Availability of data and materials
The data generated in the present study may be requested from the corresponding author.
Authors' contributions
BI and BAT were responsible for the design of the present study, the analysis, and the composition of the manuscript. BI and BU conducted the data extraction and performed an analysis of the results. GA performed the histological examination and image analysis. WS, IY, and PM contributed essential revisions to the document. BI, BAT and BU confirm the authenticity of all the raw data. All authors contributed to the interpretation of data and the revision of the manuscript, read and approved the final version of the manuscript.
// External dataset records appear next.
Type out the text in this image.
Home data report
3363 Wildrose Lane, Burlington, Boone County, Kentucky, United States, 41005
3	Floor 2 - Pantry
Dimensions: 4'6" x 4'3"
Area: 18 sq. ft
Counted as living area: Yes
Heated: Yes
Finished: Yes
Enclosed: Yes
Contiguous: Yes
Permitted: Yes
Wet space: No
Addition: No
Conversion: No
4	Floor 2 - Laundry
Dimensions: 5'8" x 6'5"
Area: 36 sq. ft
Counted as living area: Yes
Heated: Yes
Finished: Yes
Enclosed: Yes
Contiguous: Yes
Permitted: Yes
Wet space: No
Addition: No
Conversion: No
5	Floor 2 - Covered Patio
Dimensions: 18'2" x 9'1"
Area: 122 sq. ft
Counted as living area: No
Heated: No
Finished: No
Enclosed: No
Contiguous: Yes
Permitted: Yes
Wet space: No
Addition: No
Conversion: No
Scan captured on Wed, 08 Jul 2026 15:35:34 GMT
Ethics approval and consent to participate
The present study was approved by the Institutional Review Board (IRB) of Dr Soetomo Hospital Surabaya (approval no. 1641/LOE/301.4/2/IV/2024; Surabaya, Indonesia). Data management adhered carefully to patient confidentiality and privacy regulations. Anonymized and de-identified data were used to uphold participant rights and privacy. The IRB approved the use of anonymised patient data after careful evaluation of the limited associated risks. Acquiring written informed consent was waived by the IRB of Dr. Soetomo Hospital Surabaya.
Patient consent for publication
Not applicable.
Competing interests
The authors declare that they have no competing interests.